To assess whole bacterial isolate genomes, we searched for “Perfect” and “Strict” matches of AMR genes in the CARD. We further required the percentage length of the reference sequence and identity of matches to be ≥90%. We grouped AMR genes by the class of drugs they conferred resistance to and if a gene confers resistance to multiple drugs it counted toward both. The prevalence of antimicrobial resistance within the bacterial isolates from each species was calculated by the number of isolates, with at least one gene confirming resistance to an antibiotic, divided by the total number of species isolates assessed.

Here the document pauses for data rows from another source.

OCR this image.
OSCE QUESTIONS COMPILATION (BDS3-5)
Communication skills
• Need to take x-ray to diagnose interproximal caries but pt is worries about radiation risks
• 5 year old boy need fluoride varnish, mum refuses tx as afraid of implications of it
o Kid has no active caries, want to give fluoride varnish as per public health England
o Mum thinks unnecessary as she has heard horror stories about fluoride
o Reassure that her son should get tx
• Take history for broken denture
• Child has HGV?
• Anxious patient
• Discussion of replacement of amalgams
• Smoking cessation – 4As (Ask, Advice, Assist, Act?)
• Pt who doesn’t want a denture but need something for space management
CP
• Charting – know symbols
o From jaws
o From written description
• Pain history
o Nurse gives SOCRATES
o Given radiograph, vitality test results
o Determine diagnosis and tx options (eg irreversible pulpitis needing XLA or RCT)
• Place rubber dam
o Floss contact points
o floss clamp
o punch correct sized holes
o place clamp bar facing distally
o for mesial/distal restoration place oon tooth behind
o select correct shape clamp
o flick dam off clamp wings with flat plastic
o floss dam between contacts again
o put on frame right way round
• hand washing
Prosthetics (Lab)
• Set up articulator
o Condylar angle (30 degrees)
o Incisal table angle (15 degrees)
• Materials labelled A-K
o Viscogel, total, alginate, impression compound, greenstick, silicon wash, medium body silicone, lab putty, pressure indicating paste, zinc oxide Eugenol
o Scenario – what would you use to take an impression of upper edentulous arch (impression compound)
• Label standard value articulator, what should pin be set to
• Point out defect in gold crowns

Assessment of novel species distributions across public metagenomes and comparison of their biosynthetic content to BGCs from known species in their respective genera

For each of the four novel species identified, the Branchwater webserver (https://branchwater.sourmash.bio/; accessed October) ⁵² was used to identify public metagenomes from NCBI’s SRA database which feature them. To regard a species as present in a metagenome, we required a cANI value of at least 95% to our query genome, a threshold commonly used to delineate species⁸⁶, and a containment value of at least 0.5. The abon program, within the zol suite (v1.3.11) ⁵⁴, was used with default settings to assess the conservation of BGCs from each novel species across genomes for other species belonging to the same genus. Comprehensive databases were independently set up for each genus by gathering genomes belonging to them from GTDB R214⁸⁷.

Supplementary Material

Supplement 1

Figure S1: Fungal inhibition by skin isolates. The top panel illustrates a stacked bar plot, where each color corresponds to a specific bacterial genus, showing the distribution of strain counts (y-axis) within each genus. The bottom matrix focuses on the intersections among different fungal pathogen types. Rows are labelled to represent distinct fungal pathogens, and each column signifies the overlapping occurrence of these pathogens across sampled sets. Cells within the matrix are filled to illustrate the presence of a fungal pathogen type in the intersecting sets, with filled cells in the same column connected by a horizontal line. To the left of this matrix, bar charts corresponding to the row labels indicate the total number of instances for each fungal pathogen type.

Supplement 2

Figure S2: Low prevalence of antibiotic resistance genes in the EPIC library. A) Prediction of antibiotic resistance genes in the skin metagenomes. Rows indicate antibiotic classes. Columns indicate body sites. Colors indicate prevalence of antibiotic resistance across each body site. B) Profiling of antibiotic resistance genes in 287 whole genomes from cultured skin isolates.

Supplement 3

Figure S3: Representative BGC coverage and normalized RPKM metrics reported by BiG-MAP. Distribution of the normalized RPKM metric is shown across all metagenomes from Swaney et al. 2022 for full (A) and core (B) regions in representative BGCs. Similarly, distributions of the proportion of sites across full (C) and core (D) regions of GCFs is also shown. Only non-zero datapoints are shown.

Supplement 4

Figure S4: The distribution of GCFs across metagenomes. The normalized RPKM of core regions for GCFs (rows) partitioned by their BGC annotation class (row groups) is shown across metagenomes (columns) divided according to body site of sampling (column groups). Grey indicates the GCF was not detected for a particular metagenome at the required cutoffs. Only GCFs found in five or more metagenomes are shown.

Supplement 5

Figure S5: Visualization of BGCs in novel, skin-associated species, including (A) Corynebacterium LK952, (B) Kocuria LK960, (C) Brevibacterium LK1337, and (D) Aestuariimicrobium LK1188. Colors correspond to the BGC-likeliness of each gene.

Data availability

Supplemental Material S1 to S9 can be found on GitHub (https://github.com/Kalan-Lab/SkinBioassayStudy) as SuppTable.xlsx. Whole genome assemblies are publicly available from NCBI under BioProject PRJNA803478. Metagenomic sequencing data are publicly available in the Sequence Read Archive (SRA) under BioProject PRJNA763232.